Neglecting patient feedback can lead to prolonged pain or (in extreme cases) further injury. Therefore, the inability to respond accordingly to patient feedback should be viewed as a red flag.

A physical therapist working on a patient's shoulder.

What to do if you think you’ve chosen a bad physical therapist

As stated earlier, the first thing we think you should do if you think you’ve chosen a bad physical therapist is to take a look at the factors that are within your control:

  • Do you have realistic expectations of what physical therapy can do for you?
  • Have you been consistent in keeping your appointments?
  • Are you completing your home exercise plans?
  • Have you communicated your concerns to your therapist?

If you can answer all of the above questions in the affirmative, then it may be time to take a look at the relationship and reevaluate.

Consider a physical therapist with a different specialty

Say, for example, your therapist’s focus is in working with seniors, but you’ve got a very specific athletic injury and really need to be seeing a therapist with a sport-specific focus.

In such a case, it could be true that your therapist is actually very good, but they just aren’t a good fit for your particular context. Choosing a physical therapist should be an individualized process based on your needs matched with a provider’s specialty.

Talk with your primary care provider or take a look around your community and see if there is another practice with a therapist known for making good progress in patients with your particular situation.

Consider working with another therapist in the same practice

We totally understand that not all personalities get along great with one another. Is there another therapist within the clinic you’re visiting that could, perhaps, fit your communication style and preferences a little better?

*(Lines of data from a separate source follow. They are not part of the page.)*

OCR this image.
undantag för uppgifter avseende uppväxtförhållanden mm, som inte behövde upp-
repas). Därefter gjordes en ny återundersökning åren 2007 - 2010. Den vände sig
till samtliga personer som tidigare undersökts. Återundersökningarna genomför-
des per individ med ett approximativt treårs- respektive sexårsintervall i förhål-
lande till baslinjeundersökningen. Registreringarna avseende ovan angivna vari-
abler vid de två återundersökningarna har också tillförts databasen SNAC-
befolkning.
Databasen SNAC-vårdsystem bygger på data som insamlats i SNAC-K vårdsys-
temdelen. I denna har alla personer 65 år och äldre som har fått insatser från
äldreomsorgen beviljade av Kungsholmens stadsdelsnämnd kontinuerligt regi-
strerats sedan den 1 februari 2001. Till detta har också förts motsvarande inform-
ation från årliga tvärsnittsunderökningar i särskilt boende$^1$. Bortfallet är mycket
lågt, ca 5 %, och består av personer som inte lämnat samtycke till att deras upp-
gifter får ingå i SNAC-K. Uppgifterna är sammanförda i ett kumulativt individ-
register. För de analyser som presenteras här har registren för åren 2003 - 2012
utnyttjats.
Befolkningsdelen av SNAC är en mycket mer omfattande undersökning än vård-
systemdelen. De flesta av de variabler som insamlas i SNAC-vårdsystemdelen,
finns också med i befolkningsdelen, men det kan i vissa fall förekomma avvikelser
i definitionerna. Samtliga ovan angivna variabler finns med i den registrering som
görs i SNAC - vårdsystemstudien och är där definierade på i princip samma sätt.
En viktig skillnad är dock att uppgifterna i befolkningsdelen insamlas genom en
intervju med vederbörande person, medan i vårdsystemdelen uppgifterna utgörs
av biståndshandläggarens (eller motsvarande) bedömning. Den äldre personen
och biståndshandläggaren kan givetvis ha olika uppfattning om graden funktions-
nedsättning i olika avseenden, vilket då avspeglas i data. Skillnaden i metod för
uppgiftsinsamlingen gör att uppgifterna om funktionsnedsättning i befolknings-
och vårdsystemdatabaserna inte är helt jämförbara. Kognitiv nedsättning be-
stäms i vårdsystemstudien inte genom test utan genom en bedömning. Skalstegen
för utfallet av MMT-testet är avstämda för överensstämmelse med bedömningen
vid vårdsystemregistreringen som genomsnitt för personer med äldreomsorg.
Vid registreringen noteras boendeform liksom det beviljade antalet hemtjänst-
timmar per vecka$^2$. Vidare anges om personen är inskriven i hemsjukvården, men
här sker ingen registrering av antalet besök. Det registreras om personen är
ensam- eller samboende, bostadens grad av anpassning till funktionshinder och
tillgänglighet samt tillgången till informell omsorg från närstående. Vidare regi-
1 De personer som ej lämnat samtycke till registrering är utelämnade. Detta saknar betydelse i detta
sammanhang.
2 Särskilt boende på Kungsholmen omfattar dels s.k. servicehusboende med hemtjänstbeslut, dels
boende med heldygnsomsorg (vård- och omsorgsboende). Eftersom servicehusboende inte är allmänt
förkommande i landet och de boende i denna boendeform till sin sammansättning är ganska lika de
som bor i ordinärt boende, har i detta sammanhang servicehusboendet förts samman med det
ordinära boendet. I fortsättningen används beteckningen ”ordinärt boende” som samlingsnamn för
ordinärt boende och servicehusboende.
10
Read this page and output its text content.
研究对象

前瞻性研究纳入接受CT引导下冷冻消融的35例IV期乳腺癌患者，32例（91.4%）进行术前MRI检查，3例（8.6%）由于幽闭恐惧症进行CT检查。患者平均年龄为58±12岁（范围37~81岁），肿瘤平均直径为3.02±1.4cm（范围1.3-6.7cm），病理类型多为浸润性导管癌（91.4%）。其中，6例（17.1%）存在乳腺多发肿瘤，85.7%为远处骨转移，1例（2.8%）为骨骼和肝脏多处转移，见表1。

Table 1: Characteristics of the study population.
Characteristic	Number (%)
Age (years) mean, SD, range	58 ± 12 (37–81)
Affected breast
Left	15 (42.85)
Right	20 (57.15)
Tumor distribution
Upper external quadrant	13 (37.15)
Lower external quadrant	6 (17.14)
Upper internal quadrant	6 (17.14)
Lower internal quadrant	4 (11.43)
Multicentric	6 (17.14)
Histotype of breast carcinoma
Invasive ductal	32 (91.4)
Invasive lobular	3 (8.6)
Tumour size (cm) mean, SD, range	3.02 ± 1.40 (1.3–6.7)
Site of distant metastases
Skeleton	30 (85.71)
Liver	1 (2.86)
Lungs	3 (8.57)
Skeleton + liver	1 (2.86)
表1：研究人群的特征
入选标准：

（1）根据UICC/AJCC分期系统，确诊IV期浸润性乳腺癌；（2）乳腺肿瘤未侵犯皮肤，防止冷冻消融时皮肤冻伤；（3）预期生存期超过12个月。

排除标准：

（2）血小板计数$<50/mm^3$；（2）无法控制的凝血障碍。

Many times, all we need to do is voice these concerns and make the switch.

Next steps

Recognizing these signs early can help you make informed decisions about your healthcare. Your recovery journey should be supported by a physical therapist who communicates effectively, provides individualized care, tracks your progress diligently, and values your feedback.

Don’t hesitate to seek a second opinion or switch therapists if you feel your current provider is not meeting these standards. Remember, your health and recovery are paramount, and you deserve a therapist who is fully committed to helping you achieve your goals.